The story covers just a very brief period, starting from the time the reader to the blind tells the man she is going back to her home country.  He is shocked, he never expected this, of course he only knows a little about the woman that reads to him.  He asks her why she wants to go home (we are not explicitly told where she is from but I think she is from the Caribbean area.)  She tells him she needs to get her stories back, she has not seen her children in two years.  
I have found people from the Caribbean in other stories I have read this ISSM, I think some how they mean something special to the Irish, maybe it is the accent, maybe the differences in climate, maybe it is the skin tones of  the people.  The author of the story has agreed to do a Q and A session for Irish Short Story Month Year III so perhaps I will ask her about that.

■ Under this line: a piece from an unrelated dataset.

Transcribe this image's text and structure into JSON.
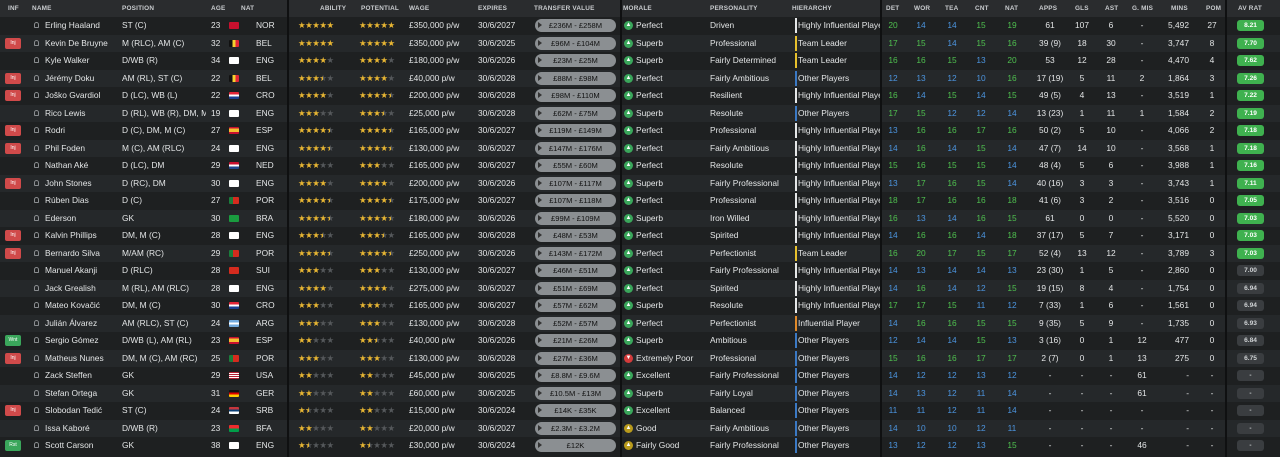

There is more to this wonderful story which I really liked a lot.  Sadly it is not yet published so I will refrain from talking about it to much.

Author Data


Once an advertising copywriter, I am now a student on the MFA in Creative Writing in UCD.  I've won a few short story prizes and am now writing my second novel. My first, 'What Becomes Of Us' was awarded a literature bursary from the Arts Council of Ireland for 2012.

I for sure will be reading more of Henrietta McKervey's work soon.  

She has kindly agreed to a participate in a Q & A Session for ISSM3 so perhaps she will tell us a bit about the MFA Creative Writing Program at University College Dublin.